You want to protect them from everyone and everything every day, but you also know they must really experience the lessons of adolescence. So you insist they go to school even though they feel like everyone there hates them, even when they failed a big test yesterday, even when they didn’t get the part in the play they wanted, or didn’t get elected to a position they were striving for. And you wait for the time when you can look back together at those hard moments, stronger and happier, and know they paid off. But the waiting is agonizing.
I used to imagine that each of my children, starting at about the age of 12, was a rock at the bottom of a steep hill. I was standing there, pushing the rock up the mountain but because the rock was completely smooth, sometimes it would move up just the tiniest of bits. Sometimes I would misstep. But often times, even as I threw my back against it, trying to get it up the mountain, my hands would slip and the rock would stay put, refusing to budge an inch or even slide backwards.
As the years passed, my children went to college. They found great friends who did not betray them. They fell in love. I knew these things would happen, yet in those dark moments, when my children were 13, 14, 15 and 16, I didn’t really know if they ever would.
The teen years weren’t all bad. There were highs in there too. When I remind myself of them, I get a smile on my face. Those triumphs, like when my children graduated high school, got the hard-won good grades, or got a sports award, now all of those things helped bolster us.

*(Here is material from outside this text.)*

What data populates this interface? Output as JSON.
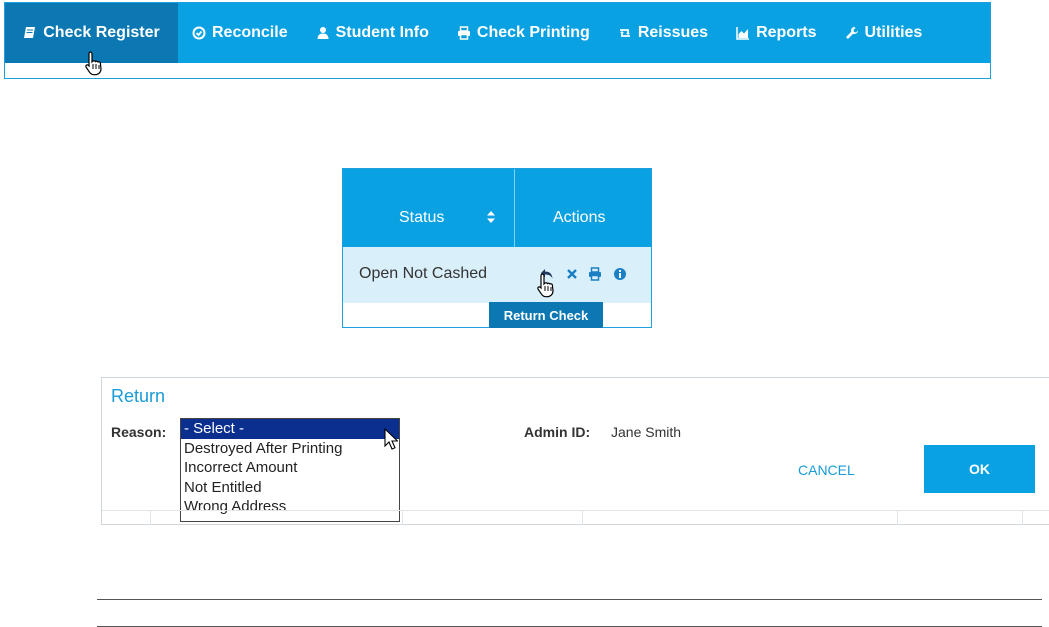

Now when I see my kids, I see intelligent, beautiful adults actively working towards their career goals, with loving friends and opportunities that I could never have imagined for myself. I see people who went up the mountain slowly and they are now on top. I see people that I brought into the world, who I gave everything I could even to the point of abandoning my wants. When they were teenagers it all seemed so impossible.
In a way, I got my wish. Time really did fast forward. I can’t believe I can say that all my kids are now fully grown and living on their own. Everything’s worked out.